Social Payment Startup Venmo Raised $1.2 Million And Has A New iPhone App (TCTV)

Mobile social payments startup Venmo has some interesting backers and a new iPhone app. The Philadelphia-based company closed $1.2 million in seed funding last May led by RRE Ventures. Other investors include betaworks, Lerer Ventures, Founder Collective, as well as angel investors Dustin Moskovitz, (Facebook co-founder), Dave Morin (founder of Path, senior platform manager at Facebook) and Sam Lessin (Drop.io CEO).

Co-founder Andrew Kortina used to work at betaworks, where he was one of the original engineers on URL shortener bit.ly. Earlier today, I met up with Kortina and Venmo’s other co-founder Iqram Magdon-Ismail at a coffee shop in New York City, where they showed me their newest iPhone app (see video above, taken on my iPhone).

Venmo lets you send payments to your friends through text messages and mobile apps. You connect your Venmo account to a credit card or your bank accounts and then you can make or accept payments. But Venmo puts a social twist on these payments because it allows you to broadcast the fact that you just paid a friend $5 for a beer over Twitter or Facebook.

Venmo has been in private beta for a while, and really the only way to try the service was to get invited (try the code techcrunch). But if you download the new iPhone app, you can sign up without an invite. It lets you pay, charge, connect with friends in your phone’s contact book, and see your payment stream. The payment stream is an activity feed of all your payments and your friends’ payments, along with the messages attached to each one. Venmo lets you make messages and payments private, share messages with all of your other Venmo friends, and publish the payment messages to Facebook or Twitter. Venmo also has a similar Android app.

Once you set up an account, you can essentially follow your friends and watch their public payment activity streams. It is a social way to split up a restaurant tab or to send a friend some money with a suggestion of what to spend it on as a friendly gesture. In the video below, for instance, Iqram charges Andrew for being late to our meeting.

There is also a deeper relationship you can form by categorizing someone as a “trusted” contact. Once someone is trusted, payments can start to flow back and forth automatically without prior authorization, as is normally the case. It is like electronic billing for friends. But even with trusted friends you get an immediate notification and can charge the amount back if you don’t like it. I can see this getting messy, especially after a night of drinking or a breakup—choose who you trust on Venmo carefully.

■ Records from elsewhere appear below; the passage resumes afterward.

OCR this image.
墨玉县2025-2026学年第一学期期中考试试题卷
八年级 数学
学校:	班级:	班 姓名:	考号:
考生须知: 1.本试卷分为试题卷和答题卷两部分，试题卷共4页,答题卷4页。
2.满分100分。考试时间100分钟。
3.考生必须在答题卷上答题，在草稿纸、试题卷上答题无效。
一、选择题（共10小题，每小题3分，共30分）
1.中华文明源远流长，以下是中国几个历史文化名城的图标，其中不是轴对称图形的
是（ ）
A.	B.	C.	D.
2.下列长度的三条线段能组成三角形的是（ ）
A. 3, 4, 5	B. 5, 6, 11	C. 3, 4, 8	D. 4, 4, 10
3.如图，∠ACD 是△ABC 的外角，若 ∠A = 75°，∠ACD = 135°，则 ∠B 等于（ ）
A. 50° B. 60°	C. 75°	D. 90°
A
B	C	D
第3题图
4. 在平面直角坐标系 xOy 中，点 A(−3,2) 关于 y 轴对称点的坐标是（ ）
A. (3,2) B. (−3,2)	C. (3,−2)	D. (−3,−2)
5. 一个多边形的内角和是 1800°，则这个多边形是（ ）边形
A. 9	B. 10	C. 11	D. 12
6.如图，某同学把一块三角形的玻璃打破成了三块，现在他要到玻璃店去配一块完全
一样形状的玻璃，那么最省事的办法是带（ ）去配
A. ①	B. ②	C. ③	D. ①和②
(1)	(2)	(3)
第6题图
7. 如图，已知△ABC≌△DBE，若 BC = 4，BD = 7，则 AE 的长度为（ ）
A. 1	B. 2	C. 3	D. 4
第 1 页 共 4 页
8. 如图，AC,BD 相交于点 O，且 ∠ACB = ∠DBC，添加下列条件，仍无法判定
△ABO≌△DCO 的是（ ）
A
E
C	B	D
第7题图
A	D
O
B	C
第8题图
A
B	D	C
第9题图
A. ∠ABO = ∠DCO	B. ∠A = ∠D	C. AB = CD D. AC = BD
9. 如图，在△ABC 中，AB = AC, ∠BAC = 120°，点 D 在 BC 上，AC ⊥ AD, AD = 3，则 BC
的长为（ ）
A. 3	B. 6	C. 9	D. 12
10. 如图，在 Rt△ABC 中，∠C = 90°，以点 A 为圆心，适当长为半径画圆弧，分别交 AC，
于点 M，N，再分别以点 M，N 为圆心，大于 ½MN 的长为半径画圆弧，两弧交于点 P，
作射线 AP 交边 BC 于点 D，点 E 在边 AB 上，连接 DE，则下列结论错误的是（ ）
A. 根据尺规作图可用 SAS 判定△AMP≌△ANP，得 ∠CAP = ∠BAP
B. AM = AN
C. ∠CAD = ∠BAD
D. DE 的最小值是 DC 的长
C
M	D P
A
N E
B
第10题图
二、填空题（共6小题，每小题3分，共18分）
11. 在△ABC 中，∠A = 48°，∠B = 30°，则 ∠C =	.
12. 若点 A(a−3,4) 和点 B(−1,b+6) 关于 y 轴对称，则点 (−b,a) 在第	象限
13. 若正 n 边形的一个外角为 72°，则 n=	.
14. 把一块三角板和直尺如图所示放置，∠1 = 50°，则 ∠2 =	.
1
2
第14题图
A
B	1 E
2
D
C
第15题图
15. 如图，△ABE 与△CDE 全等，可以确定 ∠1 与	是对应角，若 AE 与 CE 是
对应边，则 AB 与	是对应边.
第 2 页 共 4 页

But isn’t there something wrong with trying to commercialize friendships? Kortina doesn’t see it that way: “We are not trying to commercialize a friendship, we are trying to make the commerce more friendly.” Payments between friends happen all the time. Venmo is a way to make those payments easier and to share messages spurred by those transactions. In that sense, it is more like Blippy or Swipely

Right now, Venmo is starting small and is focussed on just peer-to-peer payments. But if it grows, businesses could start accepting Venmo payments simply by opening an account. Venmo doesn’t get in the middle of the transactions, and so it does not take a cut of each payment like PayPal does. If it can start collecting enough public data about what people are buying, that data could be very valuable to brands and businesses.